The process I describe below will not solve these problems, but it gives you an ordering in which you can at least address and control costs and risks. First, find a chief data officer (or rather a data value architect) at any cost who has already put in production a predictive workflow. Your CDO doesn’t need to know the latest deep learning architecture, but she should have a broad understanding of both the business of the company and the data science process. She should play a central role and drive the process.
Getting IT on board early is important. You need your data lake, but more importantly, you need data engineers to think in terms of production from day one. But this is not the first step. The first step is to figure out whether you need a prediction at all.
So, start with y, the prediction target.
Your CDO should work closely and longly with the business unit to figure out what they want to know. What y drives their decisions? How would a better prediction of y will improve the bottom line (cost down, profit up, productivity up)? Once you have your y, try to monetize prediction error as much as possible. There is nothing that makes your (future) data scientists happier than a well monetized metrics. They will know that improving their score by 2% make you a million dollars; more importantly you will know how much you can spend on your data science team.

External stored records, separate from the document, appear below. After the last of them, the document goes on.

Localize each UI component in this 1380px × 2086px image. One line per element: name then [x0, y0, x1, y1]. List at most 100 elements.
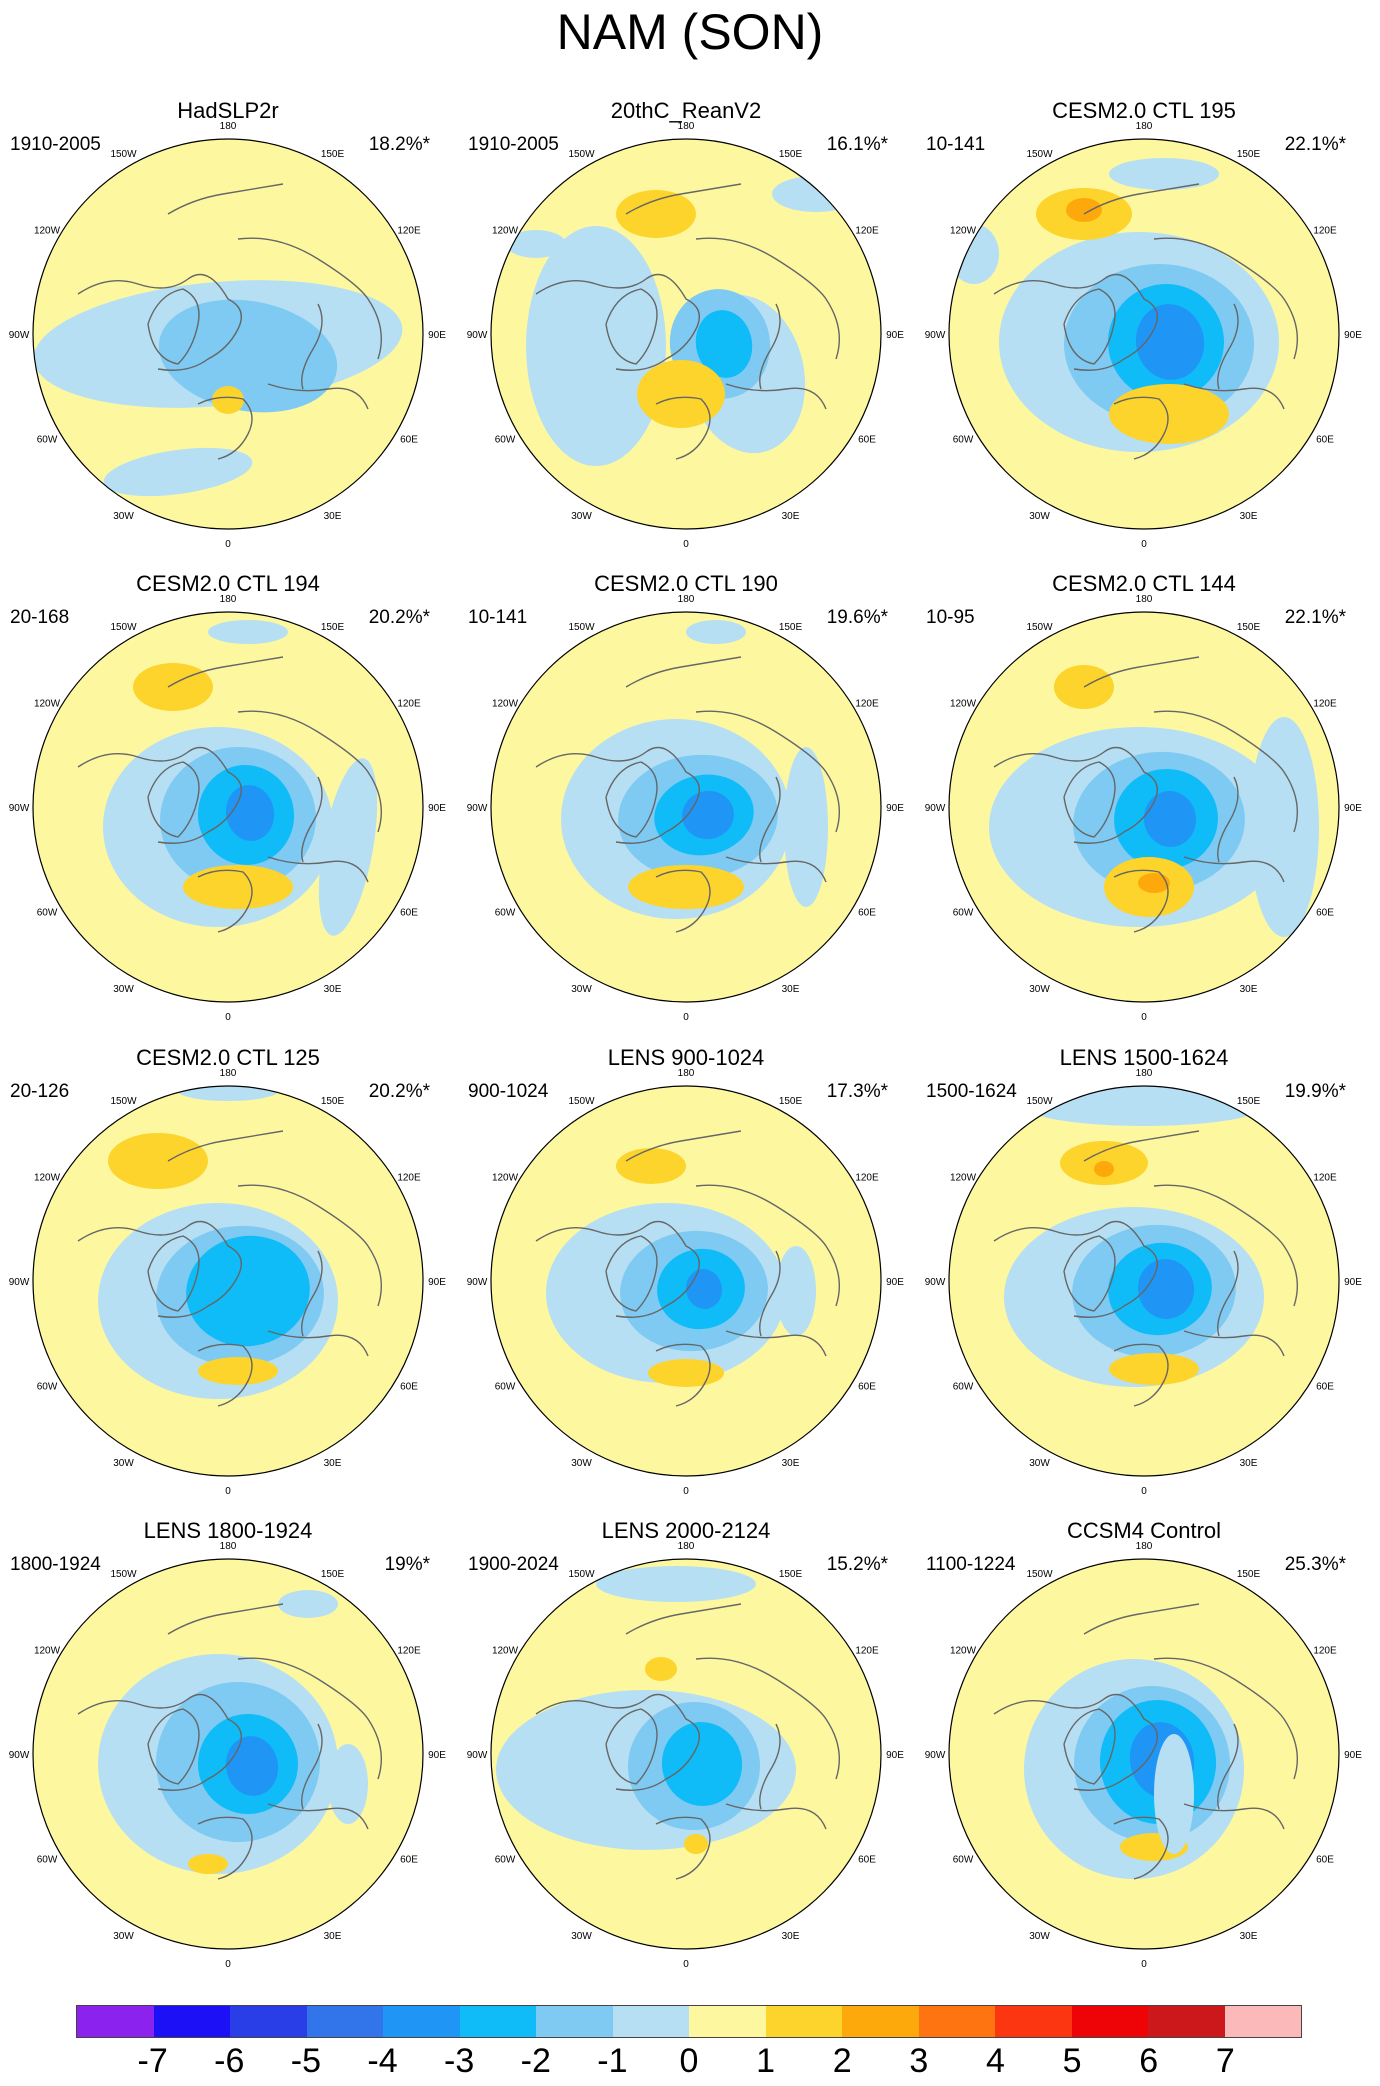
longitude-label: 0: [1141, 1486, 1147, 1497]
colorbar-swatch: [306, 2006, 383, 2037]
anomaly-contour: [133, 663, 213, 711]
anomaly-contour: [225, 1736, 279, 1796]
anomaly-contour: [637, 360, 725, 428]
longitude-label: 30E: [324, 1458, 342, 1469]
longitude-label: 60E: [400, 1382, 418, 1393]
longitude-label: 150W: [1026, 1096, 1053, 1107]
map-boundary: [32, 1085, 424, 1477]
longitude-label: 90E: [1344, 1277, 1362, 1288]
longitude-label: 90W: [925, 803, 946, 814]
longitude-label: 30W: [571, 1458, 592, 1469]
longitude-label: 90W: [925, 1277, 946, 1288]
anomaly-contour: [108, 1133, 208, 1189]
colorbar-swatch: [689, 2006, 766, 2037]
longitude-label: 90E: [428, 1750, 446, 1761]
longitude-label: 150W: [110, 622, 137, 633]
longitude-label: 0: [1141, 539, 1147, 550]
longitude-label: 120W: [34, 1646, 61, 1657]
colorbar-swatch: [765, 2006, 842, 2037]
panel-period: 1100-1224: [926, 1554, 1016, 1575]
panel-variance-explained: 19.9%*: [1284, 1081, 1346, 1102]
map-panel: 180 150E 120E 90E 60E 30E 0 30W 60W 90W 120W 150W LE…: [916, 1045, 1372, 1515]
polar-map: 180 150E 120E 90E 60E 30E 0 30W 60W 90W 120W 150W: [925, 121, 1363, 550]
anomaly-contour: [684, 1834, 708, 1854]
longitude-label: 150E: [321, 1096, 345, 1107]
map-panel: 180 150E 120E 90E 60E 30E 0 30W 60W 90W 120W 150W CE…: [916, 571, 1372, 1041]
longitude-label: 120E: [397, 226, 421, 237]
longitude-label: 30W: [113, 1458, 134, 1469]
panel-title: CESM2.0 CTL 194: [136, 571, 320, 596]
longitude-label: 60W: [37, 1382, 58, 1393]
map-boundary: [948, 611, 1340, 1003]
longitude-label: 150E: [1237, 1569, 1261, 1580]
longitude-label: 150W: [1026, 149, 1053, 160]
panel-variance-explained: 22.1%*: [1284, 607, 1346, 628]
panel-title: 20thC_ReanV2: [610, 98, 762, 123]
colorbar-tick-label: 1: [756, 2042, 776, 2080]
map-boundary: [32, 138, 424, 530]
longitude-label: 90E: [428, 330, 446, 341]
longitude-label: 60E: [400, 1855, 418, 1866]
longitude-label: 30E: [1240, 1931, 1258, 1942]
longitude-label: 180: [220, 594, 237, 605]
anomaly-contour: [1094, 1161, 1114, 1177]
longitude-label: 60E: [400, 435, 418, 446]
map-boundary: [32, 611, 424, 1003]
anomaly-contour: [318, 758, 378, 936]
colorbar-tick-label: 4: [986, 2042, 1005, 2080]
colorbar-tick-label: 3: [909, 2042, 929, 2080]
polar-map: 180 150E 120E 90E 60E 30E 0 30W 60W 90W 120W 150W: [467, 121, 905, 550]
longitude-label: 0: [683, 1486, 689, 1497]
longitude-label: 120E: [1313, 1646, 1337, 1657]
panel-title: HadSLP2r: [177, 98, 279, 123]
colorbar-labels: -7 -6 -5 -4 -3 -2 -1 0 1 2 3 4 5 6 7: [0, 2040, 1380, 2086]
longitude-label: 60W: [495, 1855, 516, 1866]
anomaly-contour: [1024, 1086, 1264, 1126]
anomaly-contour: [178, 1086, 278, 1101]
anomaly-contour: [1135, 304, 1205, 380]
longitude-label: 60E: [1316, 435, 1334, 446]
longitude-label: 150W: [1026, 622, 1053, 633]
anomaly-contour: [188, 1854, 228, 1874]
longitude-label: 90E: [1344, 803, 1362, 814]
longitude-label: 0: [225, 1959, 231, 1970]
longitude-label: 60W: [495, 435, 516, 446]
map-panel: 180 150E 120E 90E 60E 30E 0 30W 60W 90W 120W 150W LE…: [0, 1518, 456, 1988]
longitude-label: 30E: [782, 984, 800, 995]
longitude-label: 30E: [324, 984, 342, 995]
anomaly-contour: [212, 386, 244, 414]
longitude-label: 30W: [1029, 511, 1050, 522]
anomaly-contour: [1143, 791, 1197, 847]
longitude-label: 180: [678, 1541, 695, 1552]
longitude-label: 60E: [858, 435, 876, 446]
longitude-label: 150E: [321, 149, 345, 160]
anomaly-contour: [1249, 717, 1319, 937]
longitude-label: 120E: [855, 1173, 879, 1184]
map-boundary: [490, 611, 882, 1003]
longitude-label: 120E: [397, 699, 421, 710]
colorbar-tick-label: -3: [444, 2042, 475, 2080]
anomaly-contour: [596, 1566, 756, 1602]
panel-title: LENS 900-1024: [607, 1045, 765, 1070]
map-panel: 180 150E 120E 90E 60E 30E 0 30W 60W 90W 120W 150W LE…: [458, 1518, 914, 1988]
coastlines: [77, 1603, 383, 1880]
polar-map: 180 150E 120E 90E 60E 30E 0 30W 60W 90W 120W 150W: [9, 121, 447, 550]
longitude-label: 120W: [34, 1173, 61, 1184]
anomaly-contour: [506, 230, 566, 258]
longitude-label: 90E: [428, 803, 446, 814]
colorbar-swatch: [77, 2006, 154, 2037]
longitude-label: 120E: [1313, 699, 1337, 710]
coastlines: [535, 1603, 841, 1880]
map-boundary: [490, 138, 882, 530]
longitude-label: 180: [220, 1541, 237, 1552]
longitude-label: 90E: [428, 1277, 446, 1288]
longitude-label: 120W: [950, 1646, 977, 1657]
panel-period: 1900-2024: [468, 1554, 559, 1575]
longitude-label: 60E: [858, 908, 876, 919]
longitude-label: 30W: [571, 511, 592, 522]
longitude-label: 150E: [1237, 149, 1261, 160]
panel-variance-explained: 16.1%*: [826, 134, 888, 155]
map-panel: 180 150E 120E 90E 60E 30E 0 30W 60W 90W 120W 150W CE…: [0, 571, 456, 1041]
longitude-label: 120E: [1313, 1173, 1337, 1184]
colorbar-tick-label: 0: [679, 2042, 699, 2080]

Once you cemented y and the metrics,
go for a data hunt,
find indicators in your data lake and elsewhere which are likely to correlate with your prediction target. In principle, you still don’t need a data scientist for this, the process should be driven by the CDO and the BU (after all, they know what information they use for their decisions, which is usually a great baseline). But it may help to have someone who knows what’s out there in terms of open and buyable data. Here you absolutely need to talk to IT to have an idea about what the operational costs will be when these indicators need to be collected real time. The data scientist needs this information. If storing a new feature on each client costs you 4TB a day, that single fact decides how the predictor will look like.

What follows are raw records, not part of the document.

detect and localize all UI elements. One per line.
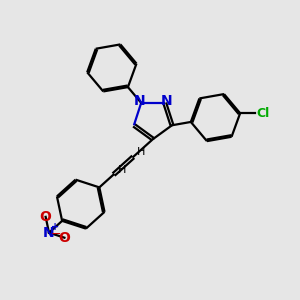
Text: N: N [134, 94, 146, 108]
Text: N: N [160, 94, 172, 108]
Text: −: − [51, 228, 62, 241]
Text: H: H [118, 165, 126, 175]
Text: Cl: Cl [256, 107, 270, 120]
Text: +: + [51, 222, 59, 233]
Text: O: O [58, 231, 70, 245]
Text: O: O [40, 210, 52, 224]
Text: H: H [137, 147, 146, 158]
Text: N: N [43, 226, 55, 240]
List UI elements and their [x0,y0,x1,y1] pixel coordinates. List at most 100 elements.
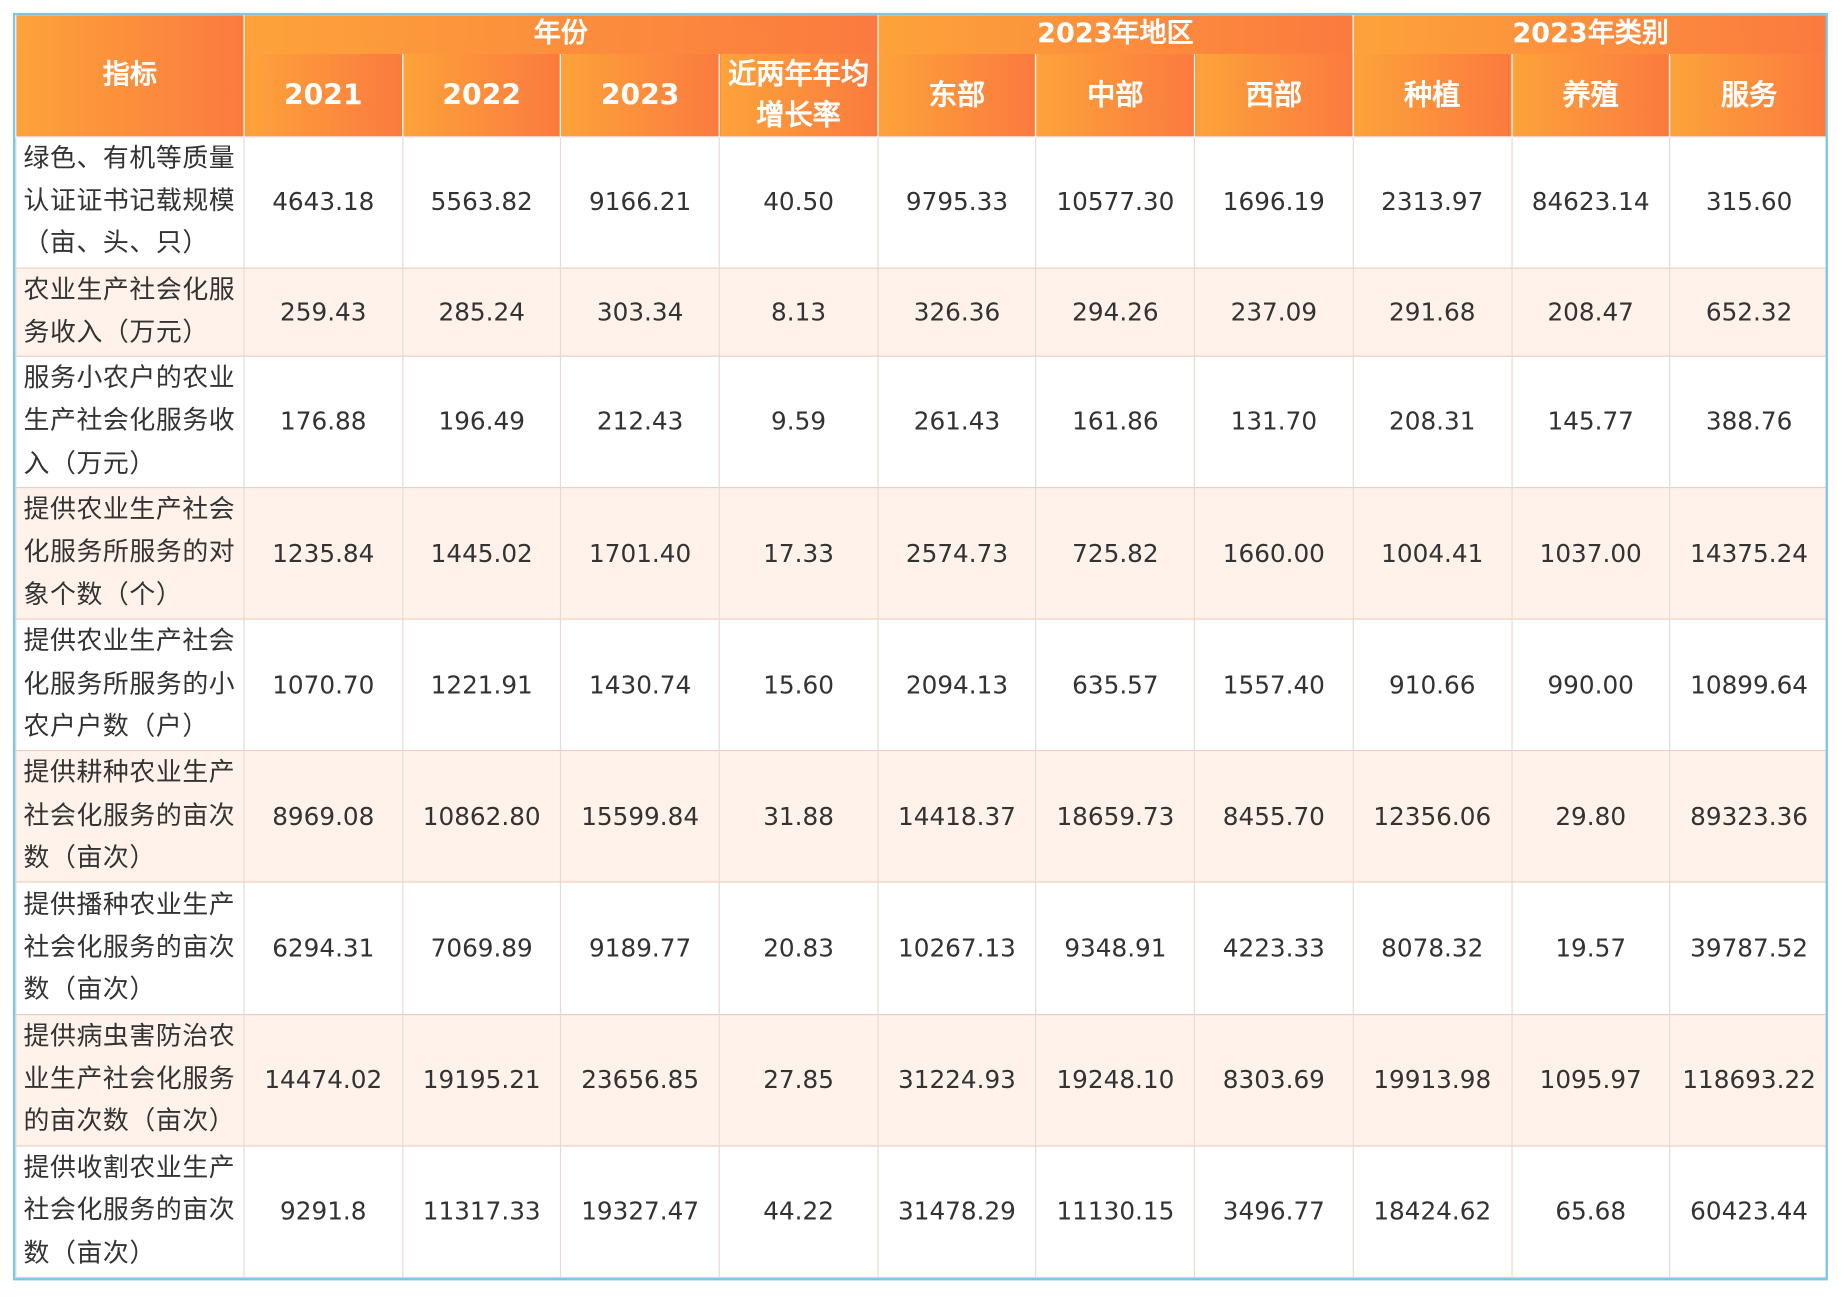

Now hire a data scientist, preferably one that can also develop production quality software. Make him
build the experimental setup and the baseline workflow
with a simple prediction and check whether it can be put into production. At this point you are ready for the full scale experimental data science loop which data scientists know how to handle. You may need a deep learning specialist, but it is likely that you can out- and crowdsource your first model, e.g., by doing a RAMP with us.